Last October, the Hayabusa2 spacecraft dropped a toaster-sized lander onto the surface of the near-Earth asteroid Ryugu. The Mobile Asteroid Surface Scout (MASCOT) tumbled around a bit, but accomplished its objective with flying colors. It cruised the rocky landscape for 17 hours, measuring temperature and magnetism, and taking some flash-photography using LEDs. The robot was battery-powered, so after it had done its duty, the little guy powered down… forever.
But MASCOT didn’t “die” for nothing, as exemplified by a report published last week in Science. New analyses of the lander’s photos show that Ryugu’s surface is composed of two kinds of rock: bright and smooth, and dark and rough. The two types are distributed pretty evenly, too. This backs the theory that Ryugu was born from a cataclysmic event of some sort—for example, an asteroid (perhaps made up of bright, smooth stone) could have smashed into another (potentially dark and rough) object, sending debris flying. Ryugu could have been born when gravity compacted that rubble.

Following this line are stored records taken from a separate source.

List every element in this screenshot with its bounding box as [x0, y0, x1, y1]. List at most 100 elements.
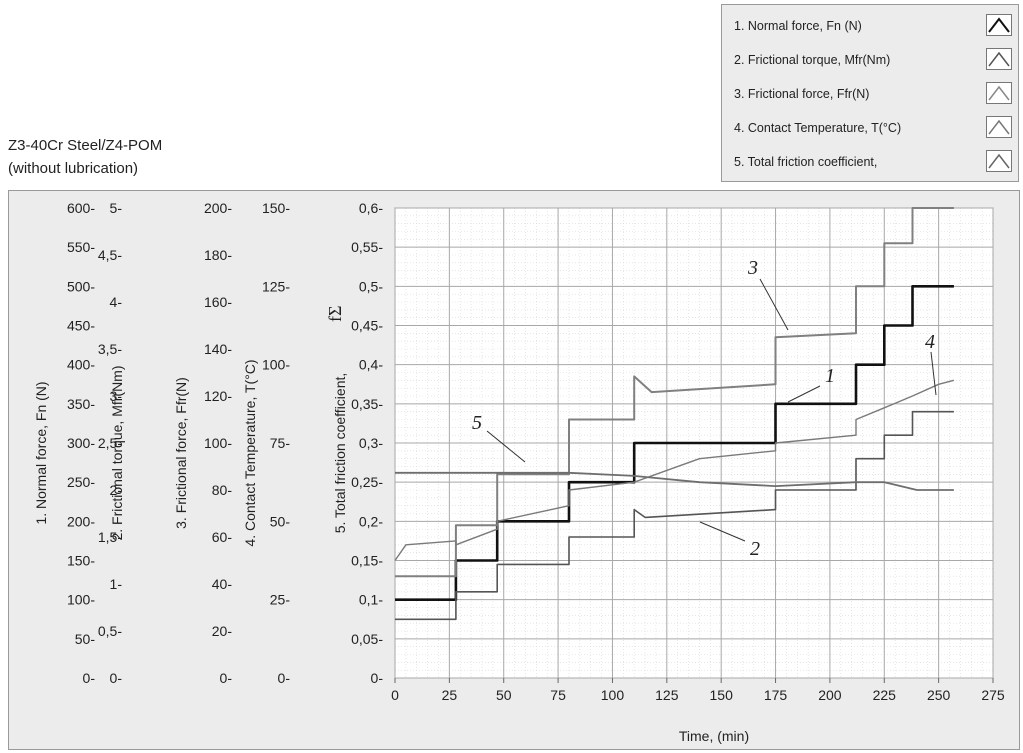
chart-title-material: Z3-40Cr Steel/Z4-POM [8, 137, 163, 154]
y-tick-label: 100- [67, 592, 95, 608]
y-tick-label: 300- [67, 435, 95, 451]
y-axis-label: 5. Total friction coefficient, [332, 373, 348, 534]
plot-style-icon[interactable] [986, 48, 1012, 70]
x-tick-label: 125 [655, 687, 679, 703]
y-tick-label: 0- [278, 670, 291, 686]
legend-label: 5. Total friction coefficient, [734, 155, 878, 169]
y-tick-label: 25- [270, 592, 291, 608]
y-axis-label: 3. Frictional force, Ffr(N) [173, 377, 189, 529]
y-tick-label: 150- [67, 553, 95, 569]
series-line-1 [395, 284, 954, 602]
y-tick-label: 2- [110, 482, 123, 498]
x-tick-label: 200 [818, 687, 842, 703]
y-tick-label: 0,2- [359, 513, 383, 529]
legend-item-contact-temperature[interactable]: 4. Contact Temperature, T(°C) [734, 113, 1014, 143]
plot-style-icon[interactable] [986, 14, 1012, 36]
series-group [394, 207, 955, 621]
y-tick-label: 160- [204, 294, 232, 310]
x-axis-label: Time, (min) [679, 728, 749, 744]
x-tick-label: 0 [391, 687, 399, 703]
legend-item-friction-coefficient[interactable]: 5. Total friction coefficient, [734, 147, 1014, 177]
y-tick-label: 0- [220, 670, 233, 686]
x-tick-label: 225 [873, 687, 897, 703]
y-tick-label: 0,15- [351, 553, 383, 569]
y-tick-label: 2,5- [98, 435, 122, 451]
y-tick-label: 150- [262, 200, 290, 216]
annotation-leader [699, 521, 746, 542]
legend-label: 4. Contact Temperature, T(°C) [734, 121, 902, 135]
annotation-leader [787, 385, 821, 403]
legend: 1. Normal force, Fn (N) 2. Frictional to… [721, 4, 1019, 182]
y-tick-label: 600- [67, 200, 95, 216]
y-tick-label: 0,05- [351, 631, 383, 647]
plot-style-icon[interactable] [986, 82, 1012, 104]
y-tick-label: 0- [83, 670, 96, 686]
y-tick-label: 4- [110, 294, 123, 310]
legend-item-frictional-torque[interactable]: 2. Frictional torque, Mfr(Nm) [734, 45, 1014, 75]
x-tick-label: 275 [981, 687, 1005, 703]
legend-item-frictional-force[interactable]: 3. Frictional force, Ffr(N) [734, 79, 1014, 109]
y-tick-label: 200- [67, 513, 95, 529]
y-tick-label: 100- [262, 357, 290, 373]
annotation-label: 3 [747, 257, 758, 279]
x-tick-label: 250 [927, 687, 951, 703]
y-tick-label: 75- [270, 435, 291, 451]
y-tick-label: 450- [67, 318, 95, 334]
friction-coefficient-symbol: fΣ [325, 306, 345, 322]
annotation-leader [759, 278, 789, 331]
y-tick-label: 0,55- [351, 239, 383, 255]
y-tick-label: 1,5- [98, 529, 122, 545]
y-tick-label: 0,45- [351, 318, 383, 334]
legend-label: 3. Frictional force, Ffr(N) [734, 87, 870, 101]
y-tick-label: 100- [204, 435, 232, 451]
legend-item-normal-force[interactable]: 1. Normal force, Fn (N) [734, 11, 1014, 41]
y-tick-label: 50- [75, 631, 96, 647]
x-tick-label: 100 [601, 687, 625, 703]
annotation-leader [486, 430, 526, 463]
y-tick-label: 200- [204, 200, 232, 216]
x-tick-label: 50 [496, 687, 512, 703]
y-tick-label: 40- [212, 576, 233, 592]
y-tick-label: 0,35- [351, 396, 383, 412]
y-axis-label: 4. Contact Temperature, T(°C) [242, 359, 258, 546]
y-tick-label: 1- [110, 576, 123, 592]
series-line-2 [395, 410, 954, 621]
y-tick-label: 550- [67, 239, 95, 255]
y-tick-label: 0,3- [359, 435, 383, 451]
annotation-label: 2 [750, 538, 760, 560]
y-tick-label: 60- [212, 529, 233, 545]
y-axis-label: 1. Normal force, Fn (N) [33, 381, 49, 524]
legend-label: 2. Frictional torque, Mfr(Nm) [734, 53, 891, 67]
y-tick-label: 125- [262, 278, 290, 294]
plot-style-icon[interactable] [986, 150, 1012, 172]
y-tick-label: 0- [110, 670, 123, 686]
y-tick-label: 3- [110, 388, 123, 404]
y-tick-label: 0,5- [98, 623, 122, 639]
legend-label: 1. Normal force, Fn (N) [734, 19, 862, 33]
plot-style-icon[interactable] [986, 116, 1012, 138]
y-tick-label: 350- [67, 396, 95, 412]
y-tick-label: 0,25- [351, 474, 383, 490]
y-tick-label: 250- [67, 474, 95, 490]
y-tick-label: 500- [67, 278, 95, 294]
annotation-label: 4 [925, 331, 935, 353]
y-tick-label: 400- [67, 357, 95, 373]
annotation-leader [930, 351, 937, 396]
y-tick-label: 4,5- [98, 247, 122, 263]
y-tick-label: 0,4- [359, 357, 383, 373]
series-line-5 [395, 471, 954, 491]
y-tick-label: 3,5- [98, 341, 122, 357]
y-tick-label: 80- [212, 482, 233, 498]
y-tick-label: 20- [212, 623, 233, 639]
chart-title-condition: (without lubrication) [8, 160, 139, 177]
annotation-label: 1 [825, 365, 835, 387]
y-tick-label: 50- [270, 513, 291, 529]
y-tick-label: 140- [204, 341, 232, 357]
y-tick-label: 5- [110, 200, 123, 216]
y-axis-label: 2. Frictional torque, Mfr(Nm) [109, 365, 125, 540]
y-tick-label: 120- [204, 388, 232, 404]
annotation-label: 5 [472, 412, 482, 434]
series-line-4 [394, 379, 955, 561]
x-tick-label: 175 [764, 687, 788, 703]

After analyzing color and reflective flashback in the photos, the researchers also note that some rocks may be similar in makeup to carbonaceous chondrite meteorites, which have crash landed on Earth before and are thought to be 4.5 billion years old. Ryugu’s rocks might also contain olivine, a very common mineral on Earth that often takes on a signature green hue. Olivine has also been found in meteorites as well as on the moon and Mars.
Peculiarly, the researchers couldn’t see any dust on Ryugu’s rocks, which all clocked in at between four inches to one foot across. Small dust particles should be present thanks to frequent bombardment of micrometeorites and weathering, but it was nowhere to be found. “As the asteroid has very low gravity, only one-sixtieth of that experienced on Earth’s surface, the dust has either disappeared into cavities on the asteroid or has escaped into space,” lead author Ralf Jaumann said in a German Aerospace Center press release. The team is still puzzling out the physical mechanism behind this unexpected dust behavior.
This isn’t the last we’ll hear of this near-Earth asteroid. Hayabusa2 will begin its journey back to us in December, carrying along samples it took from Ryugu’s surface. Researchers hope the samples, combined with these images of the asteroid’s surface, will help them finally unlock Ryugu’s origin story.